How long have you wanted to do scene from a French Café?
QT: That’s a good question. The thing is, it’s only natural when we do a World War II movie, especially taking place in Nazi-occupied France, to do a scene in a French café, because I have a tendency to have scenes take place in restaurants all the time. The first scene for the first movie I ever wrote from beginning to end was Reservoir Dogs, and that took place in a restaurant. I’m a big fan of writing scenes that takes place in restaurants, so a French café is absolutely natural for me in the context of the story.
You have put a lot of attention to languages in the movie, which is not alway the case in WWII movies, where the Germans speak English with a German accent.

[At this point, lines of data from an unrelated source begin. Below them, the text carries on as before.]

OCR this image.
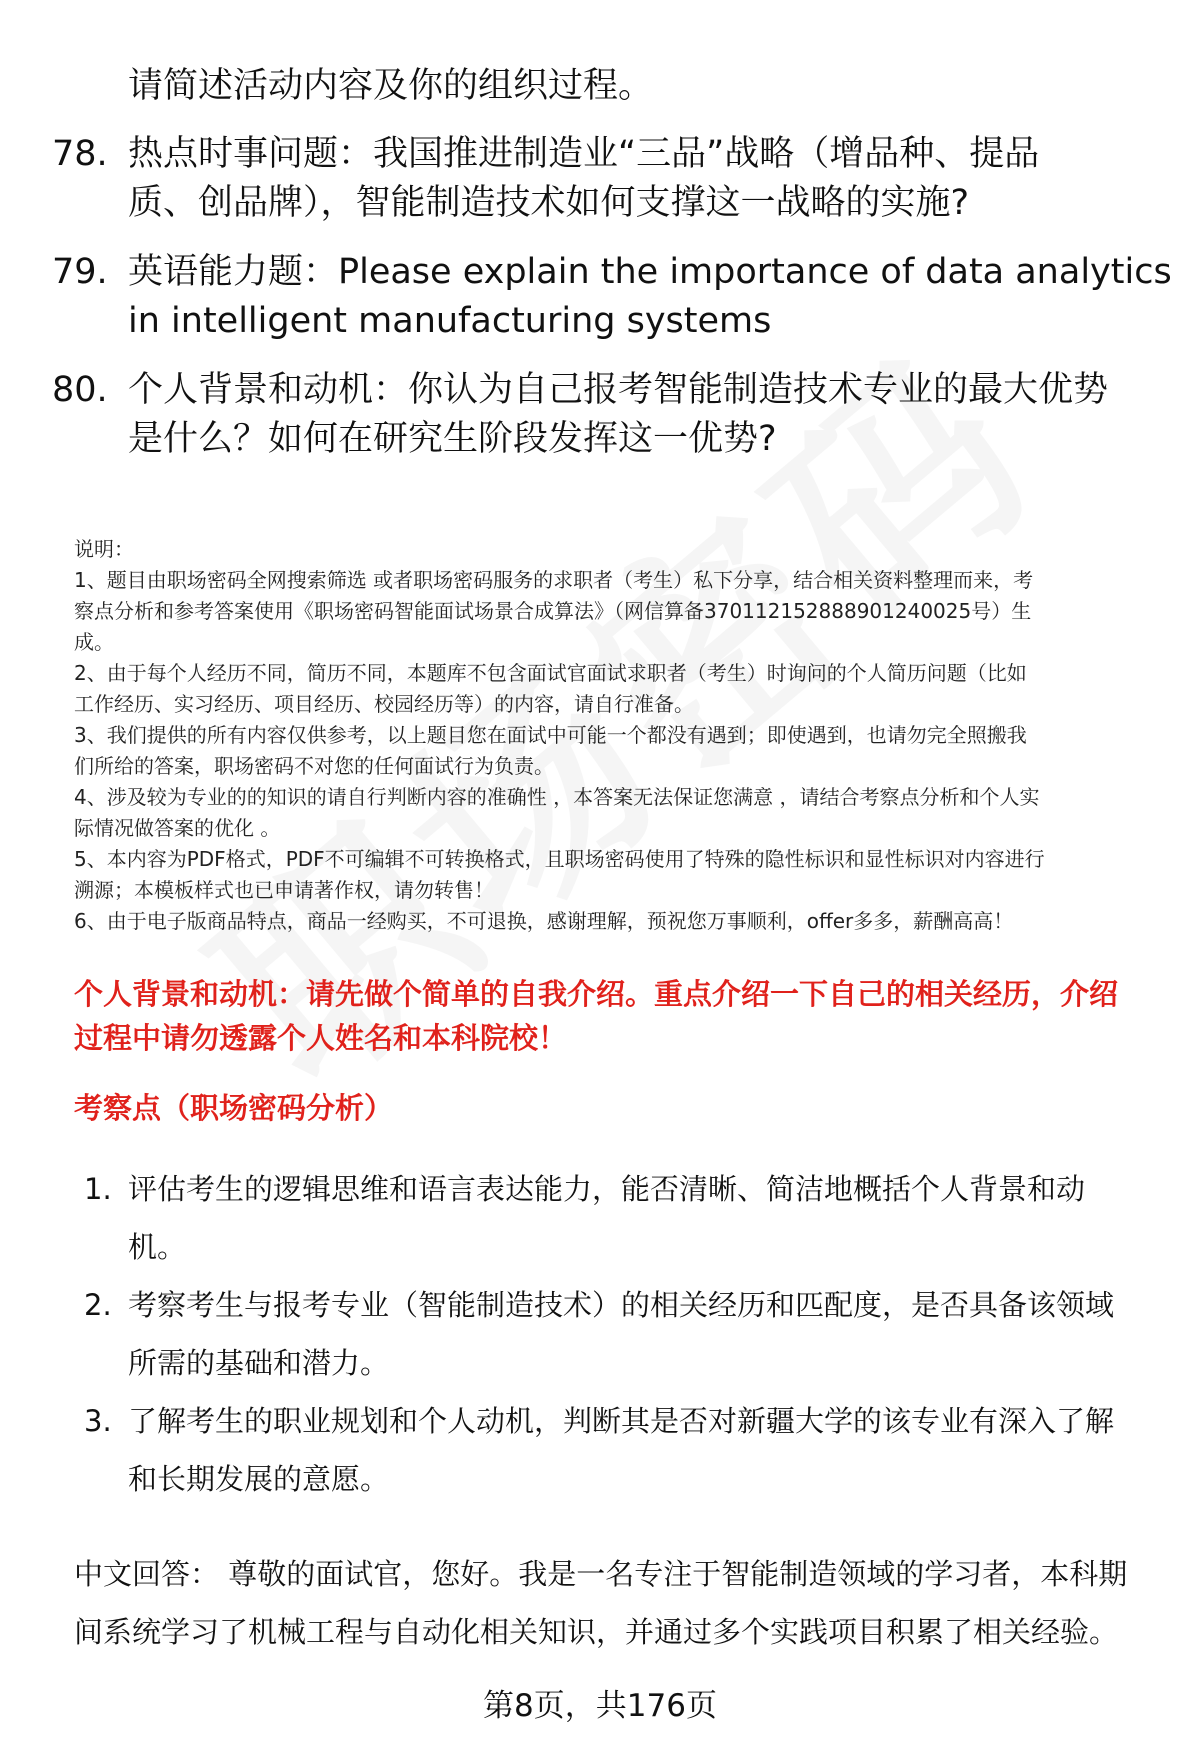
请简述活动内容及你的组织过程。
78. 热点时事问题：我国推进制造业“三品”战略（增品种、提品
质、创品牌），智能制造技术如何支撑这一战略的实施?
79. 英语能力题：Please explain the importance of data analytics
in intelligent manufacturing systems
80. 个人背景和动机：你认为自己报考智能制造技术专业的最大优势
是什么？如何在研究生阶段发挥这一优势?
说明：
1、题目由职场密码全网搜索筛选 或者职场密码服务的求职者（考生）私下分享，结合相关资料整理而来，考
察点分析和参考答案使用《职场密码智能面试场景合成算法》（网信算备370112152888901240025号）生
成。
2、由于每个人经历不同，简历不同，本题库不包含面试官面试求职者（考生）时询问的个人简历问题（比如
工作经历、实习经历、项目经历、校园经历等）的内容，请自行准备。
3、我们提供的所有内容仅供参考，以上题目您在面试中可能一个都没有遇到；即使遇到，也请勿完全照搬我
们所给的答案，职场密码不对您的任何面试行为负责。
4、涉及较为专业的的知识的请自行判断内容的准确性 ，本答案无法保证您满意 ，请结合考察点分析和个人实
际情况做答案的优化 。
5、本内容为PDF格式，PDF不可编辑不可转换格式，且职场密码使用了特殊的隐性标识和显性标识对内容进行
溯源；本模板样式也已申请著作权，请勿转售！
6、由于电子版商品特点，商品一经购买，不可退换，感谢理解，预祝您万事顺利，offer多多，薪酬高高！
个人背景和动机：请先做个简单的自我介绍。重点介绍一下自己的相关经历，介绍
过程中请勿透露个人姓名和本科院校！
考察点（职场密码分析）
1. 评估考生的逻辑思维和语言表达能力，能否清晰、简洁地概括个人背景和动
机。
2. 考察考生与报考专业（智能制造技术）的相关经历和匹配度，是否具备该领域
所需的基础和潜力。
3. 了解考生的职业规划和个人动机，判断其是否对新疆大学的该专业有深入了解
和长期发展的意愿。
中文回答： 尊敬的面试官，您好。我是一名专注于智能制造领域的学习者，本科期
间系统学习了机械工程与自动化相关知识，并通过多个实践项目积累了相关经验。
第8页，共176页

QT: The languages was definitely always in the script, it was always my intention. Some people are speculating, will that limit the movie’s potential, because of all the different languages? I think it’s the exact opposite. The stuff where the Germans speak like The Royal Shakespearan Company out of The Old Vic, I think that’s what makes those movies old-fashioned. That was like your father’s WWII movies. It was a contrivance you accepted then, but I don’t think people accept that anymore. Literally, that was makes them seem old-fashioned.
That’s one way of looking at it, just from an aesthetic way, but the other way is actually practical as far as the movie is concerned. Your ability with languages, either to understand them or to speak them, was the difference between life and death. Language itself is one of the most important aspects of this movie, as well it would be, in Europe. It wouldn’t even be the same thing if you were trying to deal with WWII as far as Asia was concerned. The movie could take place in China, and you wouldn’t have to speak anything other than Mandarin.
In the case of Europe, all the time you see movies like Where Eagles Dare. In it, Richard Burton and Clint Eastwood are supposed to be able to speak German so magnificently well that they could put on officer uniforms and walk into a tavern and just kick it in German, and they just know two-three-four ways about it. No worries whatsoever! For the contrivance of the movie, you more or less buy it.
But if Richard Burton and Clint Eastwood were speaking German, that would be a senseful element that would be brought into the movie. And because there would be German speakers out there, it would either be completely phony or it would be exciting. But then again, at the same time, it’s like the way a second generation person speaks German, that they learned in either Canada or they learned in America, is not necessarily the way a person who lives in Frankfurt is going to speak it. That’s just a whole aspect of excitement and suspense that I tried to take full advantage of, because it really hadn’t been explored to the depth that I was exploring it before.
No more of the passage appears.